Through out the match, Federer used short-angle slice volley in regular intervals, which was never seen before in that frequency, and his ground strokes were not bad, either, if not quite error-free, but that was not enough to quash the unflinching Frenchman. Federer lost the match, not because he played poorly or he could have done certain things differently. It is just that the Frenchman was on fire at the last second of the match, and surprisingly he was able to stay the course until the end without blinking for a second, with a focus that is rare in most circumstances.  

"It's obviously disappointing but you know, that's what Jo does—he doesn't make a return for an hour and then he puts in a few and than all of a sudden he's back in the match," Federer said. "I should never have allowed it but it happened, so it's a pity."

Definitely Federer's goal was not to win a couple of matches once he entered the tournament, "It's great to get some matches in ahead of Cincinnati and the U.S. Open. But my goal wasn't to just to play matches and do press conferences."

"The whole trip here was to do well and try to win the tournament," Federer said.

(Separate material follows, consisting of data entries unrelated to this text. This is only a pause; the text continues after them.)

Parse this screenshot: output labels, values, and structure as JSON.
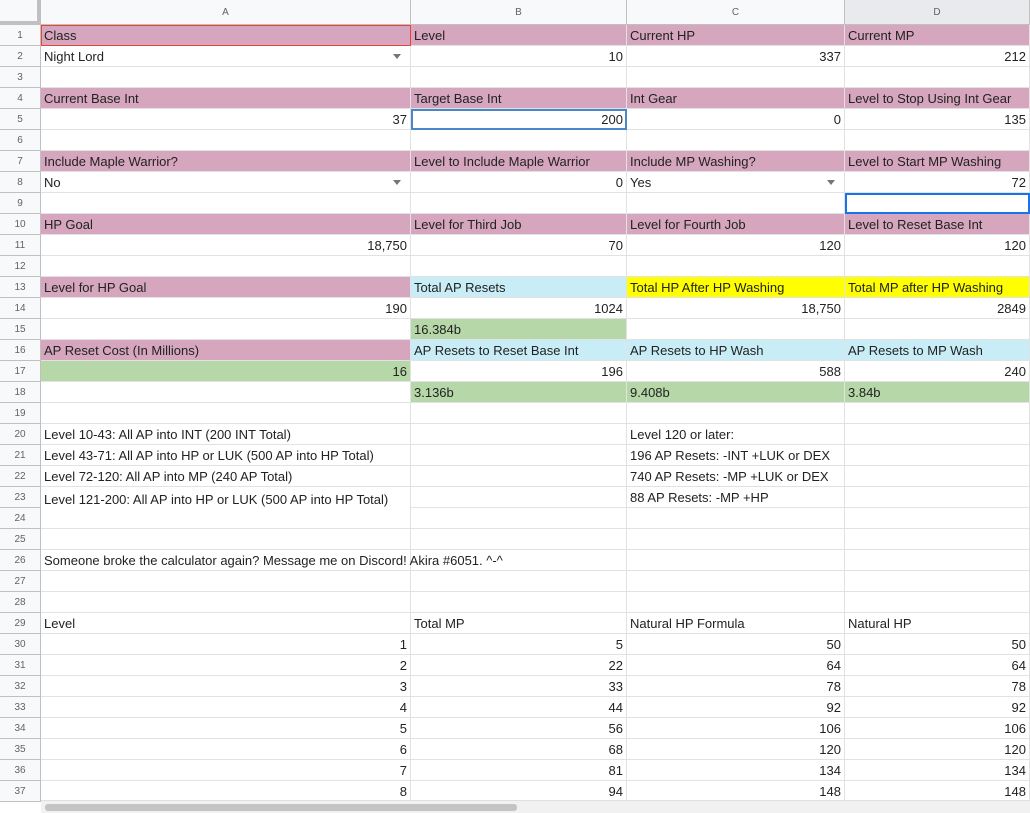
{
  "columns": [
    "A",
    "B",
    "C",
    "D"
  ],
  "rows": [
    "1",
    "2",
    "3",
    "4",
    "5",
    "6",
    "7",
    "8",
    "9",
    "10",
    "11",
    "12",
    "13",
    "14",
    "15",
    "16",
    "17",
    "18",
    "19",
    "20",
    "21",
    "22",
    "23",
    "24",
    "25",
    "26",
    "27",
    "28",
    "29",
    "30",
    "31",
    "32",
    "33",
    "34",
    "35",
    "36",
    "37"
  ],
  "cells": {
    "A1": "Class",
    "B1": "Level",
    "C1": "Current HP",
    "D1": "Current MP",
    "A2": "Night Lord",
    "B2": "10",
    "C2": "337",
    "D2": "212",
    "A4": "Current Base Int",
    "B4": "Target Base Int",
    "C4": "Int Gear",
    "D4": "Level to Stop Using Int Gear",
    "A5": "37",
    "B5": "200",
    "C5": "0",
    "D5": "135",
    "A7": "Include Maple Warrior?",
    "B7": "Level to Include Maple Warrior",
    "C7": "Include MP Washing?",
    "D7": "Level to Start MP Washing",
    "A8": "No",
    "B8": "0",
    "C8": "Yes",
    "D8": "72",
    "A10": "HP Goal",
    "B10": "Level for Third Job",
    "C10": "Level for Fourth Job",
    "D10": "Level to Reset Base Int",
    "A11": "18,750",
    "B11": "70",
    "C11": "120",
    "D11": "120",
    "A13": "Level for HP Goal",
    "B13": "Total AP Resets",
    "C13": "Total HP After HP Washing",
    "D13": "Total MP after HP Washing",
    "A14": "190",
    "B14": "1024",
    "C14": "18,750",
    "D14": "2849",
    "B15": "16.384b",
    "A16": "AP Reset Cost (In Millions)",
    "B16": "AP Resets to Reset Base Int",
    "C16": "AP Resets to HP Wash",
    "D16": "AP Resets to MP Wash",
    "A17": "16",
    "B17": "196",
    "C17": "588",
    "D17": "240",
    "B18": "3.136b",
    "C18": "9.408b",
    "D18": "3.84b",
    "A20": "Level 10-43: All AP into INT (200 INT Total)",
    "A21": "Level 43-71: All AP into HP or LUK (500 AP into HP Total)",
    "A22": "Level 72-120: All AP into MP (240 AP Total)",
    "A23": "Level 121-200: All AP into HP or LUK (500 AP into HP Total)",
    "C20": "Level 120 or later:",
    "C21": "196 AP Resets: -INT +LUK or DEX",
    "C22": "740 AP Resets: -MP +LUK or DEX",
    "C23": "88 AP Resets: -MP +HP",
    "A26": "Someone broke the calculator again? Message me on Discord! Akira #6051. ^-^",
    "A29": "Level",
    "B29": "Total MP",
    "C29": "Natural HP Formula",
    "D29": "Natural HP"
  },
  "table": [
    [
      "1",
      "5",
      "50",
      "50"
    ],
    [
      "2",
      "22",
      "64",
      "64"
    ],
    [
      "3",
      "33",
      "78",
      "78"
    ],
    [
      "4",
      "44",
      "92",
      "92"
    ],
    [
      "5",
      "56",
      "106",
      "106"
    ],
    [
      "6",
      "68",
      "120",
      "120"
    ],
    [
      "7",
      "81",
      "134",
      "134"
    ],
    [
      "8",
      "94",
      "148",
      "148"
    ]
  ]
}
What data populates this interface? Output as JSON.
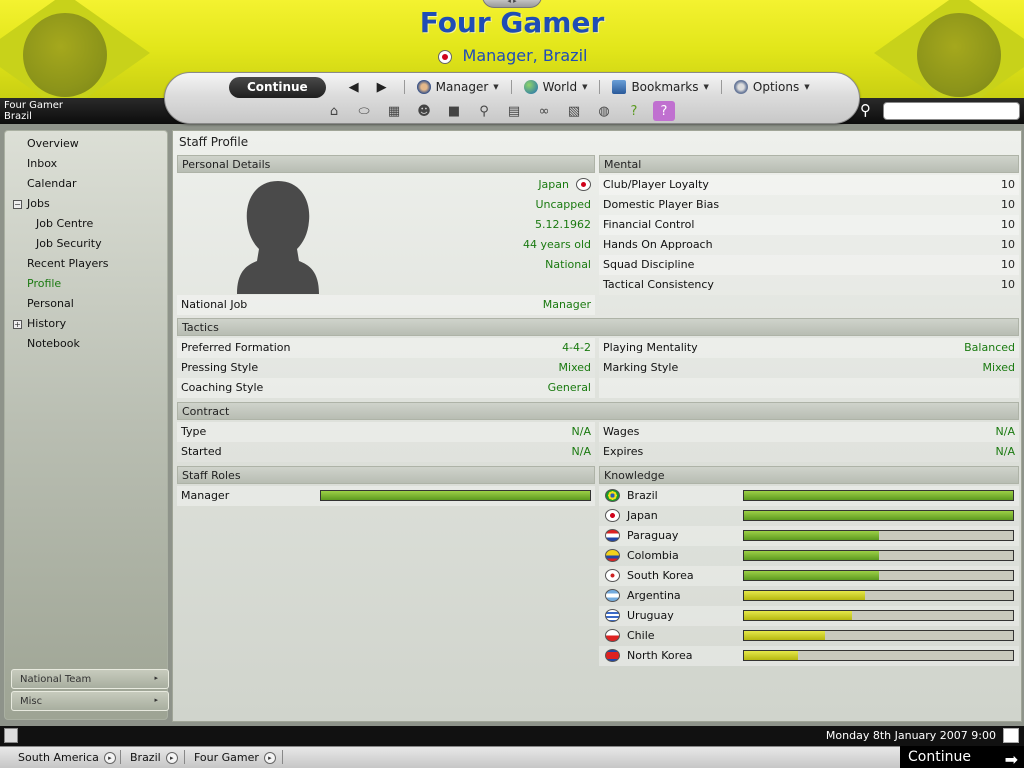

Under the circumstances that he played, with the newly born twins and the time he had to spend at the hospital, nights and days, there is not much for Federer to complain about the overall result of this tournament, as he will be improving on his last year's ranking points. And the Swiss will have more time to practice and prepare for Cincinnati Masters and, most significantly, the bigger prize, the US Open.

This is the first time that the eight top-ranked players in the world have played in the quarterfinals of a tournament since the ATP world rankings began in 1973. This indicates the depth of field and how consistently the top players are producing results.